Historic district in Wisconsin, United States

The Cass-Wells Historic District is a small group of historic homes in the Yankee Hill neighborhood of Milwaukee, Wisconsin, built from 1870 to 1914 in various styles. It was listed on the National Register of Historic Places in 1986 and on the State Register of Historic Places in 1989.

Contributing structures are, in the order built:
- The Bridget Hutchinson house (pictured center) at 801 N. Cass St. is a 2-story Italianate-styled house built about 1870. In 1931 the street-level was remodeled into store space.
- The Henry Manschot house at 718 E. Wells St. is a 2-story Italianate-styled house with a hip roof and brick walls with corner quoins, designed by Charles A. Gombert. Manschot was a butcher with a shop on Market Square. Governor Francis McGovern lived in this house in the 1920s.
- The Benjamin Parker house at 712 E. Wells St. is a 2.5-story cream brick house built in 1892. The style is the then-popular Queen Anne, typified by the asymmetry, the corner tower, and the different surface textures - particularly the shingles in the gable end.
- The Patrick Donnelly house at 815 N. Cass St. is a 2.5-story house designed by Charles Fitzgerald and built in 1896. The massing is Queen Anne, but the porches, railings and cornices are Colonial Revival, one of the styles that was popular after Queen Anne.
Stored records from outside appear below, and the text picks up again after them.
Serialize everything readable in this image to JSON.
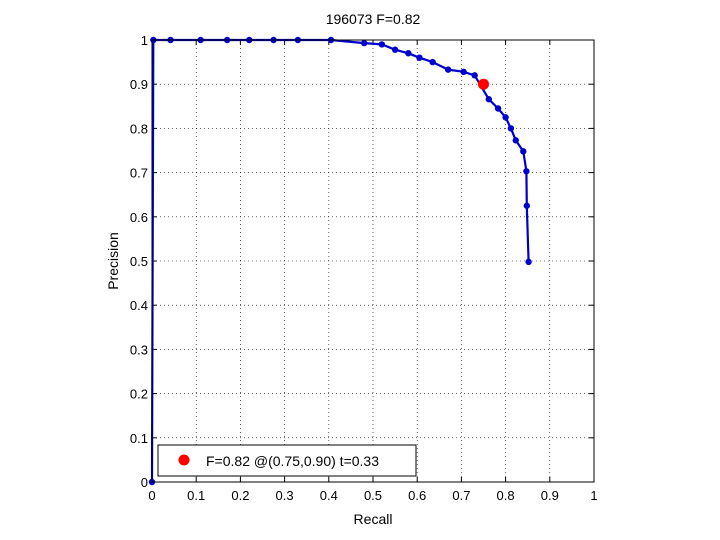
{
  "chart_data": {
    "type": "line",
    "title": "196073 F=0.82",
    "xlabel": "Recall",
    "ylabel": "Precision",
    "xlim": [
      0,
      1
    ],
    "ylim": [
      0,
      1
    ],
    "grid": true,
    "xticks": [
      "0",
      "0.1",
      "0.2",
      "0.3",
      "0.4",
      "0.5",
      "0.6",
      "0.7",
      "0.8",
      "0.9",
      "1"
    ],
    "yticks": [
      "0",
      "0.1",
      "0.2",
      "0.3",
      "0.4",
      "0.5",
      "0.6",
      "0.7",
      "0.8",
      "0.9",
      "1"
    ],
    "series": [
      {
        "color": "#0000cc",
        "points": [
          [
            0.0,
            0.0
          ],
          [
            0.003,
            1.0
          ],
          [
            0.042,
            1.0
          ],
          [
            0.11,
            1.0
          ],
          [
            0.17,
            1.0
          ],
          [
            0.22,
            1.0
          ],
          [
            0.275,
            1.0
          ],
          [
            0.33,
            1.0
          ],
          [
            0.405,
            1.0
          ],
          [
            0.48,
            0.993
          ],
          [
            0.52,
            0.99
          ],
          [
            0.55,
            0.978
          ],
          [
            0.58,
            0.97
          ],
          [
            0.605,
            0.96
          ],
          [
            0.635,
            0.95
          ],
          [
            0.67,
            0.933
          ],
          [
            0.705,
            0.928
          ],
          [
            0.73,
            0.92
          ],
          [
            0.762,
            0.866
          ],
          [
            0.783,
            0.845
          ],
          [
            0.8,
            0.825
          ],
          [
            0.812,
            0.8
          ],
          [
            0.823,
            0.773
          ],
          [
            0.84,
            0.748
          ],
          [
            0.847,
            0.703
          ],
          [
            0.848,
            0.625
          ],
          [
            0.852,
            0.498
          ]
        ]
      }
    ],
    "highlight": {
      "x": 0.75,
      "y": 0.9,
      "color": "#ff0000"
    },
    "legend": {
      "label": "F=0.82 @(0.75,0.90) t=0.33",
      "position": "bottom-left"
    }
  }
}
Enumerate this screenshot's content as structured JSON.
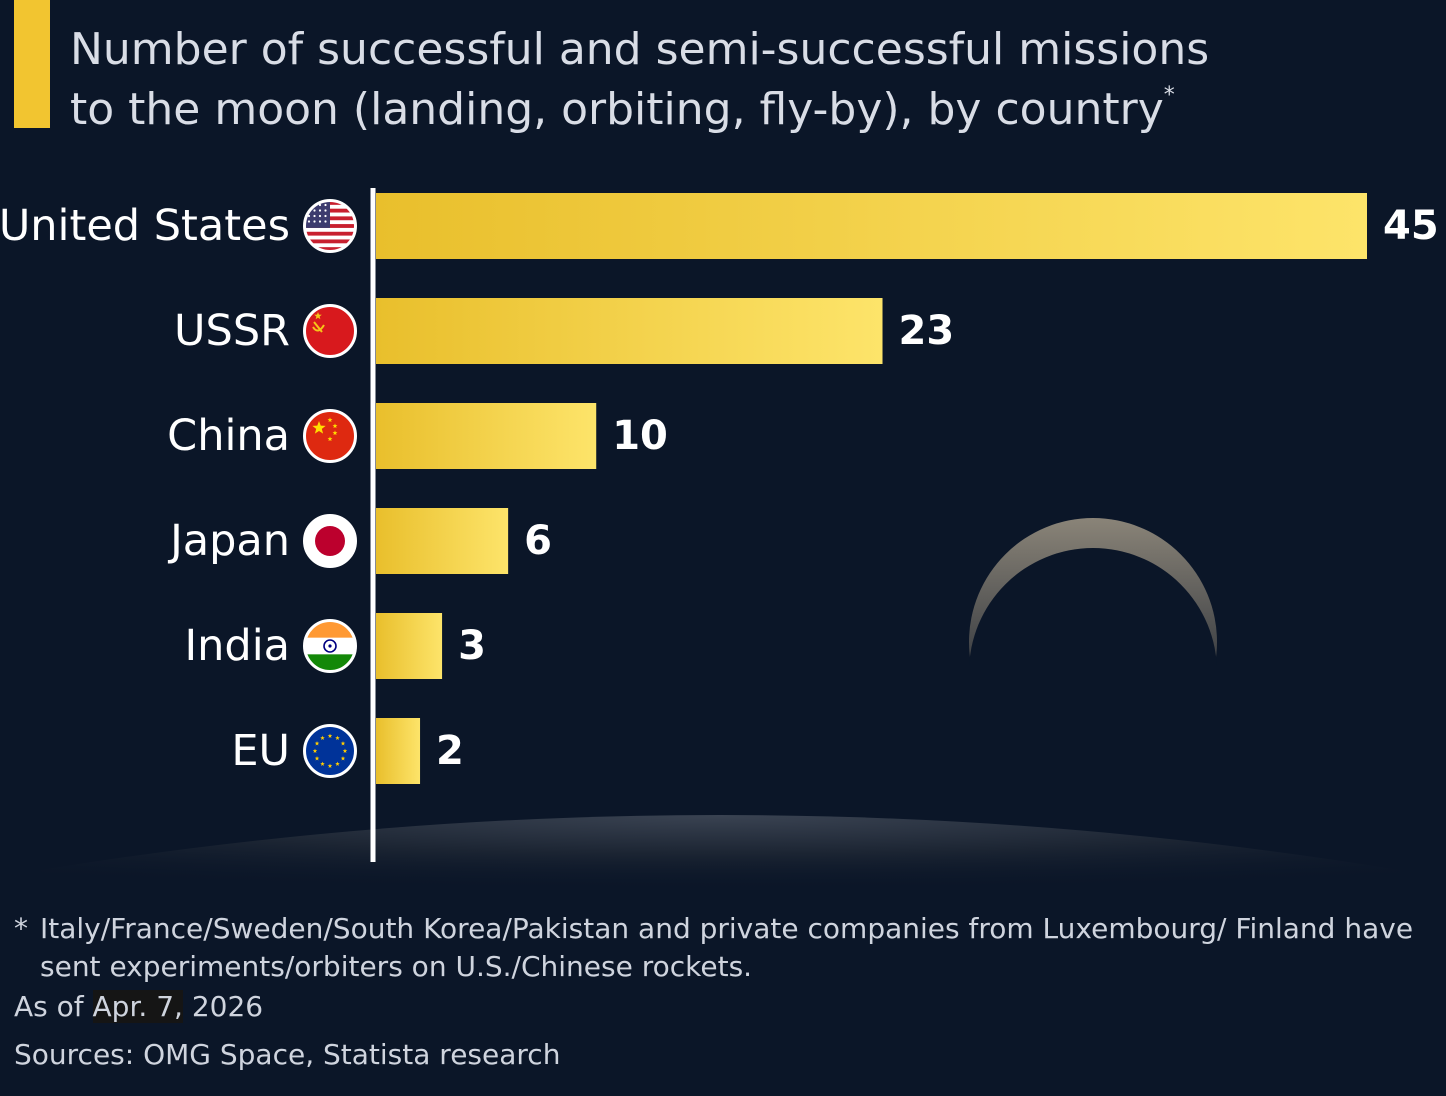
{
  "title": {
    "line1": "Number of successful and semi-successful missions",
    "line2": "to the moon (landing, orbiting, fly-by), by country",
    "marker": "*"
  },
  "chart_data": {
    "type": "bar",
    "orientation": "horizontal",
    "title": "Number of successful and semi-successful missions to the moon (landing, orbiting, fly-by), by country*",
    "categories": [
      "United States",
      "USSR",
      "China",
      "Japan",
      "India",
      "EU"
    ],
    "values": [
      45,
      23,
      10,
      6,
      3,
      2
    ],
    "icons": [
      "us-flag-icon",
      "ussr-flag-icon",
      "china-flag-icon",
      "japan-flag-icon",
      "india-flag-icon",
      "eu-flag-icon"
    ],
    "xlim": [
      0,
      45
    ],
    "grid": false,
    "data_labels": true,
    "bar_color_start": "#e9bf2c",
    "bar_color_end": "#fde46a"
  },
  "footnote": {
    "marker": "*",
    "text": "Italy/France/Sweden/South Korea/Pakistan and private companies from Luxembourg/ Finland have sent experiments/orbiters on U.S./Chinese rockets."
  },
  "as_of": {
    "prefix": "As of ",
    "date_highlight": "Apr. 7,",
    "year": " 2026"
  },
  "sources": "Sources: OMG Space, Statista research",
  "colors": {
    "background": "#0b1628",
    "accent": "#f2c530",
    "text": "#ffffff",
    "muted_text": "#cfd4de"
  }
}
Patrick was a principal in a school.
- The Mrs. Willis Danforth house at 819 N. Cass St. is a 2.5-story house designed by Ferry & Clas and built in 1897. The half-timbering in the gable end is a Tudor Revival decoration.
- The Charles Danforth house at 823 N. Cass St. is a 2.5-story house designed by Ferry & Clas and built in 1904. The style is Dutch Colonial Revival, signaled by the gambrel roof. The walls are a distinctive dark brick. Charles was a salesman.
- The duplex at 724 E. Wells St. is a 2-story flat-topped building designed by F.W. Andree and built in 1914.